2025-06-16 –, Palais Atelier
Mixture of Encoders is a vector-native alternative that models both structured and unstructured data in a unified embedding space. We will introduce the method, show how it powers natural language search and real-time recommendations, and share open-source tools and benchmarks for replacing complex hybrid stacks.
Filters, hybrid search, rank fusion, re-ranking. Most retrieval systems today are stitched together from separate components, each tuned in isolation. There is no systematic way to integrate structured data into vector search. Ask anyone maintaining a mature Elasticsearch deployment with 100+ boosts and hand-written scoring logic whether they can still evaluate retrieval quality end to end and iterate quickly. The answer is almost always no.
To address this, you need models that understand both your unstructured and your structured data. That includes numeric, categorical, relational, spatial, and temporal metadata, all of which are critical for powering modern search, recommendations, and agentic retrieval systems. These signals drive both end-user precision and business impact. At M&S(Marks and Spencer), we solved this problem using a set of custom pipelines, but the process required significant development effort and lacked a unified framework. There is a better way.
We call our approach the Mixture of Encoders. It is a vector-native alternative to hybrid search that brings structure to retrieval by embedding each data type with a specialised encoder and composing them into a unified vector space.

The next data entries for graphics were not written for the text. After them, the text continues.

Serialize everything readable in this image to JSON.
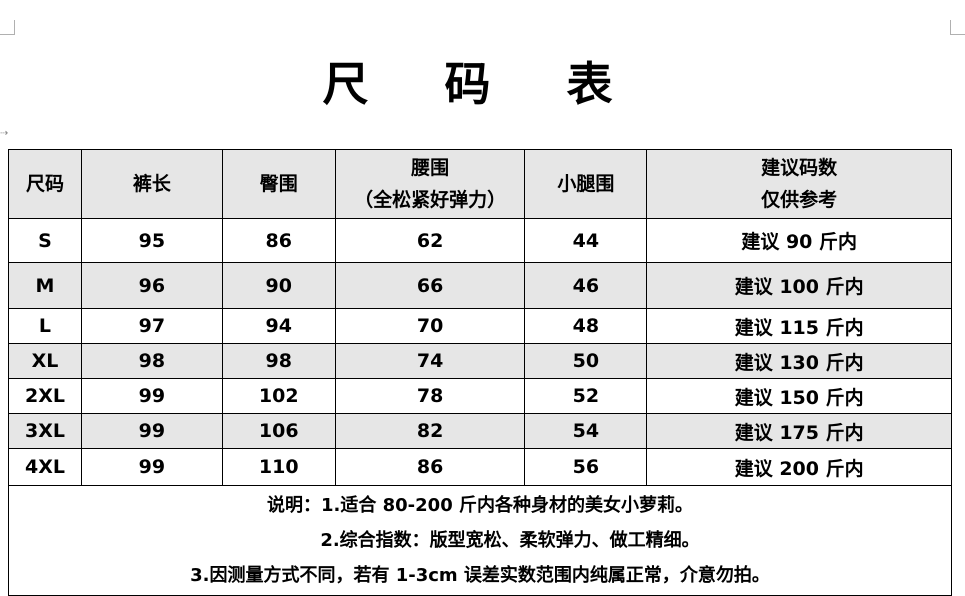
{
  "title": "尺 码 表",
  "table": {
    "headers": [
      "尺码",
      "裤长",
      "臀围",
      "腰围\n（全松紧好弹力）",
      "小腿围",
      "建议码数\n仅供参考"
    ],
    "rows": [
      [
        "S",
        "95",
        "86",
        "62",
        "44",
        "建议 90 斤内"
      ],
      [
        "M",
        "96",
        "90",
        "66",
        "46",
        "建议 100 斤内"
      ],
      [
        "L",
        "97",
        "94",
        "70",
        "48",
        "建议 115 斤内"
      ],
      [
        "XL",
        "98",
        "98",
        "74",
        "50",
        "建议 130 斤内"
      ],
      [
        "2XL",
        "99",
        "102",
        "78",
        "52",
        "建议 150 斤内"
      ],
      [
        "3XL",
        "99",
        "106",
        "82",
        "54",
        "建议 175 斤内"
      ],
      [
        "4XL",
        "99",
        "110",
        "86",
        "56",
        "建议 200 斤内"
      ]
    ],
    "notes": [
      "说明：1.适合 80-200 斤内各种身材的美女小萝莉。",
      "2.综合指数：版型宽松、柔软弹力、做工精细。",
      "3.因测量方式不同，若有 1-3cm 误差实数范围内纯属正常，介意勿拍。"
    ]
  },
  "colors": {
    "header_bg": "#e6e6e6",
    "alt_row_bg": "#e6e6e6"
  }
}
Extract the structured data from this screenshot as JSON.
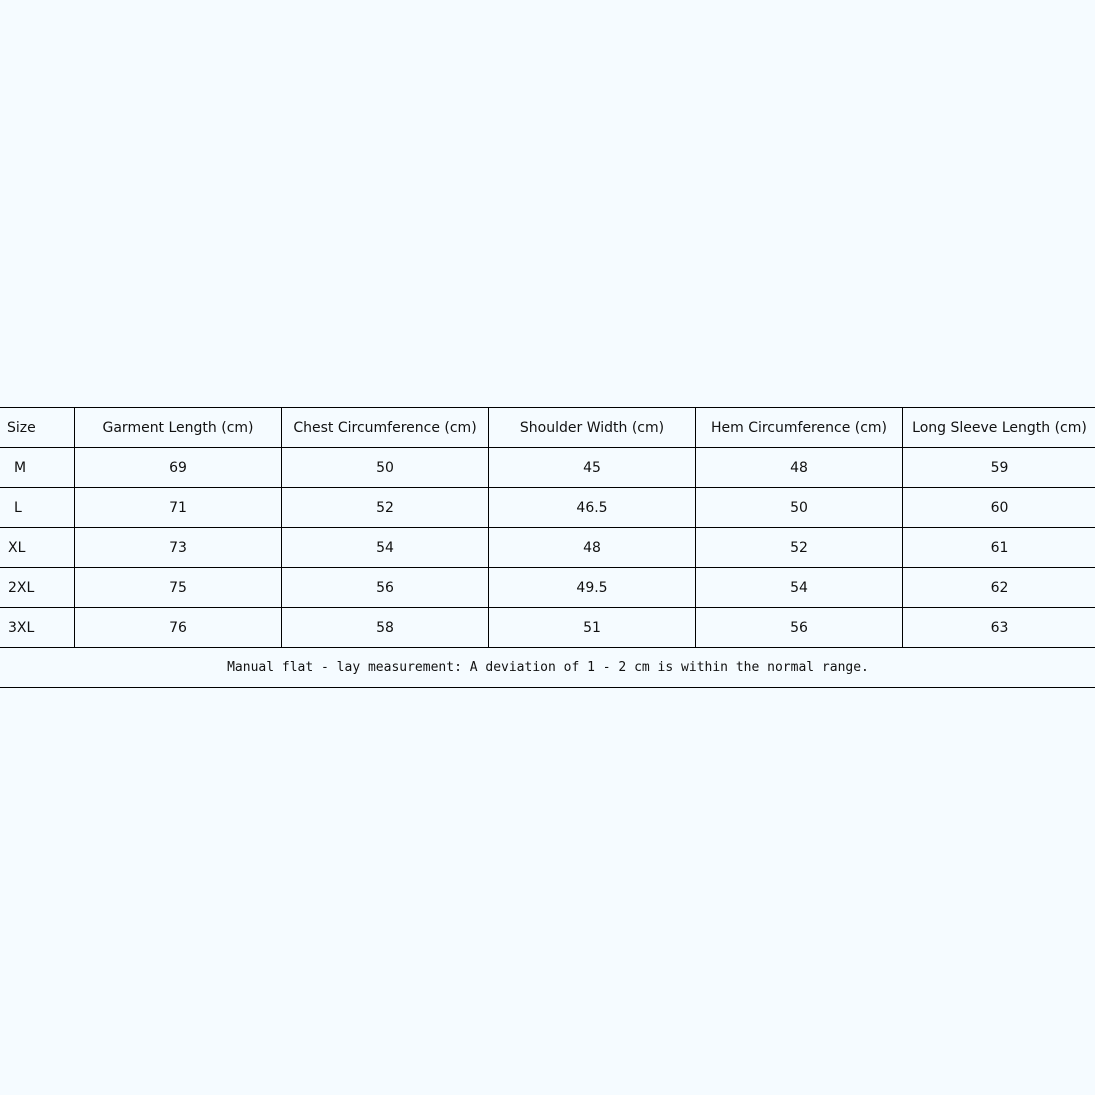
{
  "table": {
    "headers": [
      "Size",
      "Garment Length (cm)",
      "Chest Circumference (cm)",
      "Shoulder Width (cm)",
      "Hem Circumference (cm)",
      "Long Sleeve Length (cm)"
    ],
    "rows": [
      [
        "M",
        "69",
        "50",
        "45",
        "48",
        "59"
      ],
      [
        "L",
        "71",
        "52",
        "46.5",
        "50",
        "60"
      ],
      [
        "XL",
        "73",
        "54",
        "48",
        "52",
        "61"
      ],
      [
        "2XL",
        "75",
        "56",
        "49.5",
        "54",
        "62"
      ],
      [
        "3XL",
        "76",
        "58",
        "51",
        "56",
        "63"
      ]
    ],
    "note": "Manual flat - lay measurement: A deviation of 1 - 2 cm is within the normal range."
  }
}
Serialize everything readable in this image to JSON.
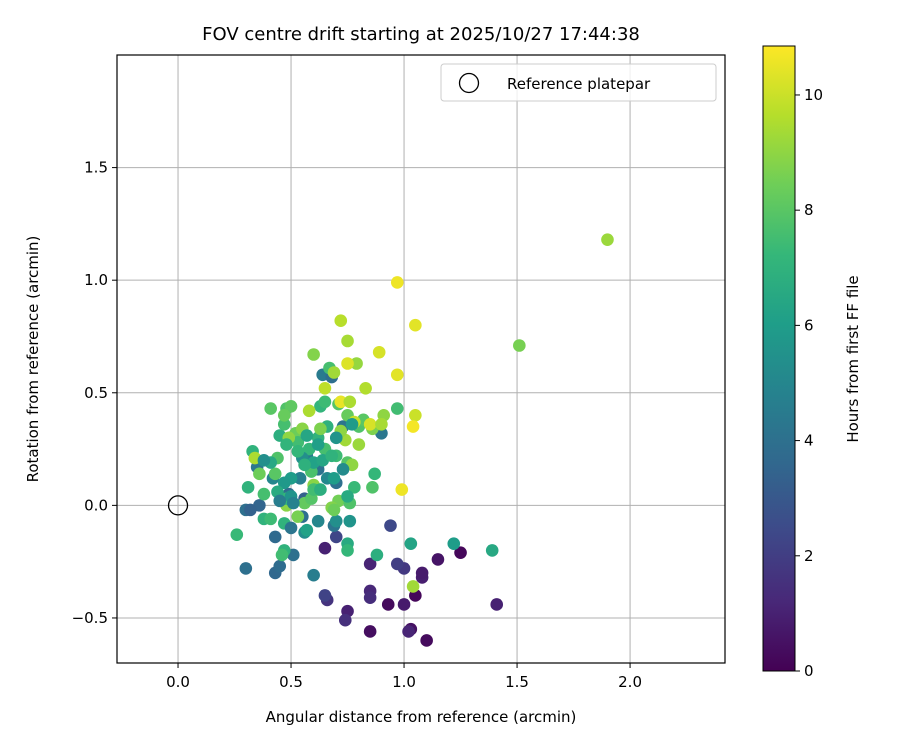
{
  "chart_data": {
    "type": "scatter",
    "title": "FOV centre drift starting at 2025/10/27 17:44:38",
    "xlabel": "Angular distance from reference (arcmin)",
    "ylabel": "Rotation from reference (arcmin)",
    "xlim": [
      -0.27,
      2.42
    ],
    "ylim": [
      -0.7,
      2.0
    ],
    "xticks": [
      0.0,
      0.5,
      1.0,
      1.5,
      2.0
    ],
    "xtick_labels": [
      "0.0",
      "0.5",
      "1.0",
      "1.5",
      "2.0"
    ],
    "yticks": [
      -0.5,
      0.0,
      0.5,
      1.0,
      1.5
    ],
    "ytick_labels": [
      "−0.5",
      "0.0",
      "0.5",
      "1.0",
      "1.5"
    ],
    "grid": true,
    "legend": {
      "position": "top-right",
      "entries": [
        "Reference platepar"
      ]
    },
    "reference_point": {
      "x": 0.0,
      "y": 0.0,
      "label": "Reference platepar"
    },
    "colorbar": {
      "label": "Hours from first FF file",
      "colormap": "viridis",
      "min": 0,
      "max": 10.85,
      "ticks": [
        0,
        2,
        4,
        6,
        8,
        10
      ],
      "tick_labels": [
        "0",
        "2",
        "4",
        "6",
        "8",
        "10"
      ]
    },
    "colormap_stops": [
      "#440154",
      "#482878",
      "#3e4989",
      "#31688e",
      "#26828e",
      "#1f9e89",
      "#35b779",
      "#6ece58",
      "#b5de2b",
      "#fde725"
    ],
    "points": [
      {
        "x": 0.93,
        "y": -0.44,
        "t": 0.3
      },
      {
        "x": 0.85,
        "y": -0.56,
        "t": 0.4
      },
      {
        "x": 1.03,
        "y": -0.55,
        "t": 0.5
      },
      {
        "x": 1.1,
        "y": -0.6,
        "t": 0.3
      },
      {
        "x": 1.05,
        "y": -0.4,
        "t": 0.2
      },
      {
        "x": 1.25,
        "y": -0.21,
        "t": 0.2
      },
      {
        "x": 1.15,
        "y": -0.24,
        "t": 0.6
      },
      {
        "x": 1.41,
        "y": -0.44,
        "t": 1.0
      },
      {
        "x": 1.0,
        "y": -0.44,
        "t": 0.8
      },
      {
        "x": 1.08,
        "y": -0.32,
        "t": 0.9
      },
      {
        "x": 0.75,
        "y": -0.47,
        "t": 1.0
      },
      {
        "x": 0.74,
        "y": -0.51,
        "t": 1.5
      },
      {
        "x": 0.85,
        "y": -0.38,
        "t": 1.2
      },
      {
        "x": 0.66,
        "y": -0.42,
        "t": 1.6
      },
      {
        "x": 0.65,
        "y": -0.4,
        "t": 2.2
      },
      {
        "x": 0.85,
        "y": -0.41,
        "t": 1.4
      },
      {
        "x": 0.85,
        "y": -0.26,
        "t": 1.1
      },
      {
        "x": 1.0,
        "y": -0.28,
        "t": 1.8
      },
      {
        "x": 0.97,
        "y": -0.26,
        "t": 2.0
      },
      {
        "x": 0.65,
        "y": -0.19,
        "t": 1.0
      },
      {
        "x": 0.7,
        "y": -0.14,
        "t": 2.3
      },
      {
        "x": 0.94,
        "y": -0.09,
        "t": 2.4
      },
      {
        "x": 1.02,
        "y": -0.56,
        "t": 1.1
      },
      {
        "x": 1.08,
        "y": -0.3,
        "t": 0.8
      },
      {
        "x": 0.3,
        "y": -0.28,
        "t": 4.0
      },
      {
        "x": 0.43,
        "y": -0.3,
        "t": 3.6
      },
      {
        "x": 0.45,
        "y": -0.27,
        "t": 3.8
      },
      {
        "x": 0.51,
        "y": -0.22,
        "t": 4.0
      },
      {
        "x": 0.6,
        "y": -0.31,
        "t": 4.6
      },
      {
        "x": 0.43,
        "y": -0.14,
        "t": 3.7
      },
      {
        "x": 0.3,
        "y": -0.02,
        "t": 4.0
      },
      {
        "x": 0.36,
        "y": 0.0,
        "t": 3.5
      },
      {
        "x": 0.49,
        "y": 0.05,
        "t": 3.8
      },
      {
        "x": 0.56,
        "y": 0.03,
        "t": 3.3
      },
      {
        "x": 0.55,
        "y": -0.05,
        "t": 3.9
      },
      {
        "x": 0.69,
        "y": -0.09,
        "t": 4.2
      },
      {
        "x": 0.7,
        "y": 0.1,
        "t": 4.0
      },
      {
        "x": 0.64,
        "y": 0.58,
        "t": 4.5
      },
      {
        "x": 0.68,
        "y": 0.57,
        "t": 3.9
      },
      {
        "x": 0.73,
        "y": 0.35,
        "t": 4.2
      },
      {
        "x": 0.9,
        "y": 0.32,
        "t": 4.3
      },
      {
        "x": 0.62,
        "y": 0.16,
        "t": 4.1
      },
      {
        "x": 0.57,
        "y": 0.22,
        "t": 4.5
      },
      {
        "x": 0.35,
        "y": 0.17,
        "t": 4.3
      },
      {
        "x": 0.42,
        "y": 0.12,
        "t": 5.0
      },
      {
        "x": 0.54,
        "y": 0.12,
        "t": 4.7
      },
      {
        "x": 0.66,
        "y": 0.12,
        "t": 5.1
      },
      {
        "x": 0.56,
        "y": -0.12,
        "t": 5.3
      },
      {
        "x": 0.62,
        "y": -0.07,
        "t": 5.0
      },
      {
        "x": 0.7,
        "y": -0.07,
        "t": 5.4
      },
      {
        "x": 0.76,
        "y": -0.07,
        "t": 5.6
      },
      {
        "x": 0.75,
        "y": -0.17,
        "t": 6.6
      },
      {
        "x": 0.75,
        "y": -0.2,
        "t": 7.2
      },
      {
        "x": 0.88,
        "y": -0.22,
        "t": 6.8
      },
      {
        "x": 1.03,
        "y": -0.17,
        "t": 6.3
      },
      {
        "x": 1.22,
        "y": -0.17,
        "t": 6.0
      },
      {
        "x": 1.39,
        "y": -0.2,
        "t": 6.5
      },
      {
        "x": 0.26,
        "y": -0.13,
        "t": 7.3
      },
      {
        "x": 0.38,
        "y": -0.06,
        "t": 7.0
      },
      {
        "x": 0.41,
        "y": -0.06,
        "t": 7.4
      },
      {
        "x": 0.47,
        "y": -0.08,
        "t": 7.0
      },
      {
        "x": 0.47,
        "y": -0.2,
        "t": 7.0
      },
      {
        "x": 0.46,
        "y": -0.22,
        "t": 7.5
      },
      {
        "x": 0.31,
        "y": 0.08,
        "t": 7.0
      },
      {
        "x": 0.38,
        "y": 0.05,
        "t": 7.6
      },
      {
        "x": 0.44,
        "y": 0.21,
        "t": 7.8
      },
      {
        "x": 0.45,
        "y": 0.31,
        "t": 6.8
      },
      {
        "x": 0.33,
        "y": 0.24,
        "t": 7.0
      },
      {
        "x": 0.41,
        "y": 0.43,
        "t": 8.0
      },
      {
        "x": 0.48,
        "y": 0.43,
        "t": 7.8
      },
      {
        "x": 0.5,
        "y": 0.44,
        "t": 8.1
      },
      {
        "x": 0.47,
        "y": 0.36,
        "t": 7.6
      },
      {
        "x": 0.52,
        "y": 0.32,
        "t": 8.4
      },
      {
        "x": 0.53,
        "y": 0.28,
        "t": 7.5
      },
      {
        "x": 0.58,
        "y": 0.25,
        "t": 7.2
      },
      {
        "x": 0.62,
        "y": 0.3,
        "t": 7.0
      },
      {
        "x": 0.66,
        "y": 0.35,
        "t": 6.9
      },
      {
        "x": 0.63,
        "y": 0.44,
        "t": 7.1
      },
      {
        "x": 0.65,
        "y": 0.46,
        "t": 7.4
      },
      {
        "x": 0.67,
        "y": 0.61,
        "t": 7.6
      },
      {
        "x": 0.71,
        "y": 0.45,
        "t": 7.9
      },
      {
        "x": 0.75,
        "y": 0.4,
        "t": 8.3
      },
      {
        "x": 0.8,
        "y": 0.35,
        "t": 7.8
      },
      {
        "x": 0.82,
        "y": 0.38,
        "t": 8.0
      },
      {
        "x": 0.86,
        "y": 0.34,
        "t": 8.7
      },
      {
        "x": 0.97,
        "y": 0.43,
        "t": 7.5
      },
      {
        "x": 0.56,
        "y": 0.01,
        "t": 8.2
      },
      {
        "x": 0.59,
        "y": 0.03,
        "t": 7.9
      },
      {
        "x": 0.62,
        "y": 0.07,
        "t": 8.1
      },
      {
        "x": 0.59,
        "y": 0.15,
        "t": 7.7
      },
      {
        "x": 0.65,
        "y": 0.25,
        "t": 7.6
      },
      {
        "x": 0.7,
        "y": 0.22,
        "t": 7.4
      },
      {
        "x": 0.75,
        "y": 0.19,
        "t": 7.9
      },
      {
        "x": 0.78,
        "y": 0.08,
        "t": 7.3
      },
      {
        "x": 0.86,
        "y": 0.08,
        "t": 7.8
      },
      {
        "x": 0.87,
        "y": 0.14,
        "t": 7.2
      },
      {
        "x": 0.71,
        "y": 0.02,
        "t": 8.5
      },
      {
        "x": 0.76,
        "y": 0.01,
        "t": 7.8
      },
      {
        "x": 0.68,
        "y": -0.01,
        "t": 8.8
      },
      {
        "x": 0.53,
        "y": -0.05,
        "t": 8.6
      },
      {
        "x": 0.48,
        "y": 0.0,
        "t": 8.9
      },
      {
        "x": 0.48,
        "y": 0.03,
        "t": 7.2
      },
      {
        "x": 0.49,
        "y": 0.3,
        "t": 9.0
      },
      {
        "x": 0.58,
        "y": 0.42,
        "t": 9.5
      },
      {
        "x": 0.6,
        "y": 0.67,
        "t": 8.8
      },
      {
        "x": 0.72,
        "y": 0.82,
        "t": 9.7
      },
      {
        "x": 0.75,
        "y": 0.73,
        "t": 9.4
      },
      {
        "x": 0.69,
        "y": 0.59,
        "t": 9.3
      },
      {
        "x": 0.79,
        "y": 0.63,
        "t": 9.1
      },
      {
        "x": 0.75,
        "y": 0.63,
        "t": 10.3
      },
      {
        "x": 0.89,
        "y": 0.68,
        "t": 10.2
      },
      {
        "x": 0.83,
        "y": 0.52,
        "t": 9.6
      },
      {
        "x": 0.65,
        "y": 0.52,
        "t": 9.8
      },
      {
        "x": 0.72,
        "y": 0.46,
        "t": 10.5
      },
      {
        "x": 0.76,
        "y": 0.46,
        "t": 9.5
      },
      {
        "x": 0.78,
        "y": 0.37,
        "t": 9.9
      },
      {
        "x": 0.85,
        "y": 0.36,
        "t": 10.2
      },
      {
        "x": 0.91,
        "y": 0.4,
        "t": 9.0
      },
      {
        "x": 0.9,
        "y": 0.36,
        "t": 9.4
      },
      {
        "x": 0.8,
        "y": 0.27,
        "t": 9.2
      },
      {
        "x": 0.74,
        "y": 0.29,
        "t": 9.3
      },
      {
        "x": 0.72,
        "y": 0.33,
        "t": 9.0
      },
      {
        "x": 0.77,
        "y": 0.18,
        "t": 9.0
      },
      {
        "x": 0.97,
        "y": 0.58,
        "t": 10.4
      },
      {
        "x": 0.97,
        "y": 0.99,
        "t": 10.6
      },
      {
        "x": 1.05,
        "y": 0.8,
        "t": 10.4
      },
      {
        "x": 1.05,
        "y": 0.4,
        "t": 10.0
      },
      {
        "x": 1.04,
        "y": 0.35,
        "t": 10.7
      },
      {
        "x": 0.99,
        "y": 0.07,
        "t": 10.6
      },
      {
        "x": 1.04,
        "y": -0.36,
        "t": 9.3
      },
      {
        "x": 1.51,
        "y": 0.71,
        "t": 8.6
      },
      {
        "x": 1.9,
        "y": 1.18,
        "t": 9.2
      },
      {
        "x": 0.34,
        "y": 0.21,
        "t": 9.5
      },
      {
        "x": 0.47,
        "y": 0.4,
        "t": 8.3
      },
      {
        "x": 0.55,
        "y": 0.34,
        "t": 8.9
      },
      {
        "x": 0.63,
        "y": 0.34,
        "t": 8.7
      },
      {
        "x": 0.6,
        "y": 0.09,
        "t": 8.9
      },
      {
        "x": 0.69,
        "y": -0.02,
        "t": 8.4
      },
      {
        "x": 0.36,
        "y": 0.14,
        "t": 8.4
      },
      {
        "x": 0.43,
        "y": 0.14,
        "t": 8.0
      },
      {
        "x": 0.6,
        "y": 0.07,
        "t": 7.5
      },
      {
        "x": 0.6,
        "y": 0.19,
        "t": 6.2
      },
      {
        "x": 0.5,
        "y": 0.12,
        "t": 6.0
      },
      {
        "x": 0.55,
        "y": 0.21,
        "t": 5.4
      },
      {
        "x": 0.47,
        "y": 0.1,
        "t": 5.8
      },
      {
        "x": 0.5,
        "y": 0.04,
        "t": 5.6
      },
      {
        "x": 0.7,
        "y": 0.3,
        "t": 5.6
      },
      {
        "x": 0.77,
        "y": 0.36,
        "t": 5.9
      },
      {
        "x": 0.64,
        "y": 0.2,
        "t": 6.4
      },
      {
        "x": 0.68,
        "y": 0.22,
        "t": 7.0
      },
      {
        "x": 0.53,
        "y": 0.24,
        "t": 7.2
      },
      {
        "x": 0.44,
        "y": 0.06,
        "t": 6.6
      },
      {
        "x": 0.45,
        "y": 0.02,
        "t": 4.6
      },
      {
        "x": 0.32,
        "y": -0.02,
        "t": 3.4
      },
      {
        "x": 0.5,
        "y": -0.1,
        "t": 4.2
      },
      {
        "x": 0.51,
        "y": 0.01,
        "t": 4.8
      },
      {
        "x": 0.57,
        "y": -0.11,
        "t": 6.2
      },
      {
        "x": 0.63,
        "y": 0.07,
        "t": 6.8
      },
      {
        "x": 0.69,
        "y": 0.12,
        "t": 6.0
      },
      {
        "x": 0.73,
        "y": 0.16,
        "t": 5.2
      },
      {
        "x": 0.75,
        "y": 0.04,
        "t": 6.6
      },
      {
        "x": 0.56,
        "y": 0.18,
        "t": 6.9
      },
      {
        "x": 0.41,
        "y": 0.19,
        "t": 6.5
      },
      {
        "x": 0.38,
        "y": 0.2,
        "t": 5.4
      },
      {
        "x": 0.62,
        "y": 0.27,
        "t": 6.1
      },
      {
        "x": 0.57,
        "y": 0.31,
        "t": 6.4
      },
      {
        "x": 0.48,
        "y": 0.27,
        "t": 7.1
      }
    ]
  }
}
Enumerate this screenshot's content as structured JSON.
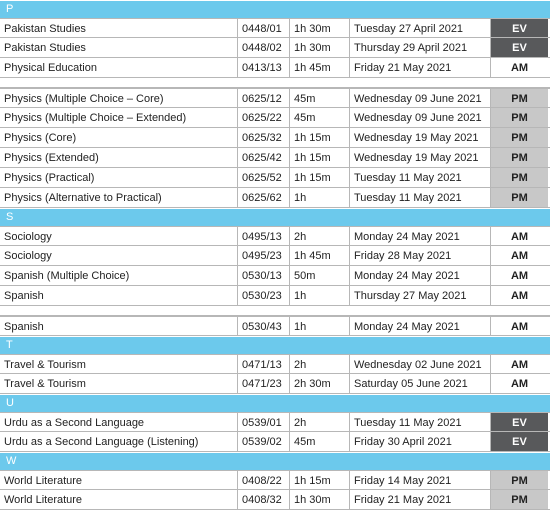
{
  "sections": [
    {
      "letter": "P",
      "groups": [
        [
          {
            "subject": "Pakistan Studies",
            "code": "0448/01",
            "duration": "1h 30m",
            "date": "Tuesday 27 April 2021",
            "session": "EV"
          },
          {
            "subject": "Pakistan Studies",
            "code": "0448/02",
            "duration": "1h 30m",
            "date": "Thursday 29 April 2021",
            "session": "EV"
          },
          {
            "subject": "Physical Education",
            "code": "0413/13",
            "duration": "1h 45m",
            "date": "Friday 21 May 2021",
            "session": "AM"
          }
        ],
        [
          {
            "subject": "Physics (Multiple Choice – Core)",
            "code": "0625/12",
            "duration": "45m",
            "date": "Wednesday 09 June 2021",
            "session": "PM"
          },
          {
            "subject": "Physics (Multiple Choice – Extended)",
            "code": "0625/22",
            "duration": "45m",
            "date": "Wednesday 09 June 2021",
            "session": "PM"
          },
          {
            "subject": "Physics (Core)",
            "code": "0625/32",
            "duration": "1h 15m",
            "date": "Wednesday 19 May 2021",
            "session": "PM"
          },
          {
            "subject": "Physics (Extended)",
            "code": "0625/42",
            "duration": "1h 15m",
            "date": "Wednesday 19 May 2021",
            "session": "PM"
          },
          {
            "subject": "Physics (Practical)",
            "code": "0625/52",
            "duration": "1h 15m",
            "date": "Tuesday 11 May 2021",
            "session": "PM"
          },
          {
            "subject": "Physics (Alternative to Practical)",
            "code": "0625/62",
            "duration": "1h",
            "date": "Tuesday 11 May 2021",
            "session": "PM"
          }
        ]
      ]
    },
    {
      "letter": "S",
      "groups": [
        [
          {
            "subject": "Sociology",
            "code": "0495/13",
            "duration": "2h",
            "date": "Monday 24 May 2021",
            "session": "AM"
          },
          {
            "subject": "Sociology",
            "code": "0495/23",
            "duration": "1h 45m",
            "date": "Friday 28 May 2021",
            "session": "AM"
          },
          {
            "subject": "Spanish (Multiple Choice)",
            "code": "0530/13",
            "duration": "50m",
            "date": "Monday 24 May 2021",
            "session": "AM"
          },
          {
            "subject": "Spanish",
            "code": "0530/23",
            "duration": "1h",
            "date": "Thursday 27 May 2021",
            "session": "AM"
          }
        ],
        [
          {
            "subject": "Spanish",
            "code": "0530/43",
            "duration": "1h",
            "date": "Monday 24 May 2021",
            "session": "AM"
          }
        ]
      ]
    },
    {
      "letter": "T",
      "groups": [
        [
          {
            "subject": "Travel & Tourism",
            "code": "0471/13",
            "duration": "2h",
            "date": "Wednesday 02 June 2021",
            "session": "AM"
          },
          {
            "subject": "Travel & Tourism",
            "code": "0471/23",
            "duration": "2h 30m",
            "date": "Saturday 05 June 2021",
            "session": "AM"
          }
        ]
      ]
    },
    {
      "letter": "U",
      "groups": [
        [
          {
            "subject": "Urdu as a Second Language",
            "code": "0539/01",
            "duration": "2h",
            "date": "Tuesday 11 May 2021",
            "session": "EV"
          },
          {
            "subject": "Urdu as a Second Language (Listening)",
            "code": "0539/02",
            "duration": "45m",
            "date": "Friday 30 April 2021",
            "session": "EV"
          }
        ]
      ]
    },
    {
      "letter": "W",
      "groups": [
        [
          {
            "subject": "World Literature",
            "code": "0408/22",
            "duration": "1h 15m",
            "date": "Friday 14 May 2021",
            "session": "PM"
          },
          {
            "subject": "World Literature",
            "code": "0408/32",
            "duration": "1h 30m",
            "date": "Friday 21 May 2021",
            "session": "PM"
          }
        ]
      ]
    }
  ]
}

Text, images, categories, numerical features, and contextual signals all become searchable through a single query. This enables nuanced, real-time retrieval across modalities without relying on filters or post-processing stages.
In this talk, we will introduce the technique and show how it supports natural language query decomposition, dynamic modality weighting, and session-aware ranking, all within a single retrieval step. We will share how this approach has been deployed in production, powering retrieval in high-churn environments and contributing over $10M in incremental revenue through improved discovery and recommendation quality. To support adoption, we are also releasing open source datasets for benchmarking real-world information retrieval tasks, along with open source demo implementations that show how to apply the Mixture of Encoders to your own data and use cases.
This talk is sponsored by Superlinked
Search, Data Science
Level:Intermediate
Filip Makraduli is a machine learning engineer and developer advocate with a strong background in AI systems, vector search, and large language models (LLMs). He holds a Master’s degree in Biomedical Data Science from Imperial College London. Currently, Filip works as a founding developer relations engineer at Superlinked, where he focuses on building real-time, multi-attribute search and recommendation systems. His work emphasizes the use of multi-encoder architectures to enhance retrieval quality and reduce reliance on reranking strategies. In the past, Filip worked as a data scientist at Marks & Spencer, where he contributed to AI-driven solutions for retail. He has also held machine learning engineering roles across several UK-based startups, focusing on applied AI and product-oriented ML development. In addition to his industry work, Filip has been active in the open-source community, particularly around LLM tooling and pipelines. He has delivered various talks on practical machine learning applications, including a presentation on AI-powered music recommendation systems titled “When music just doesn’t match our vibe, can AI help?” Filip is passionate about bridging the gap between cutting-edge AI research and real-world applications, particularly in the areas of personalization, search, and recommendation systems. He also has a strong interest in the business side of technology, especially how product, research, and engineering decisions align with go-to-market strategies, developer adoption, and long-term commercial value.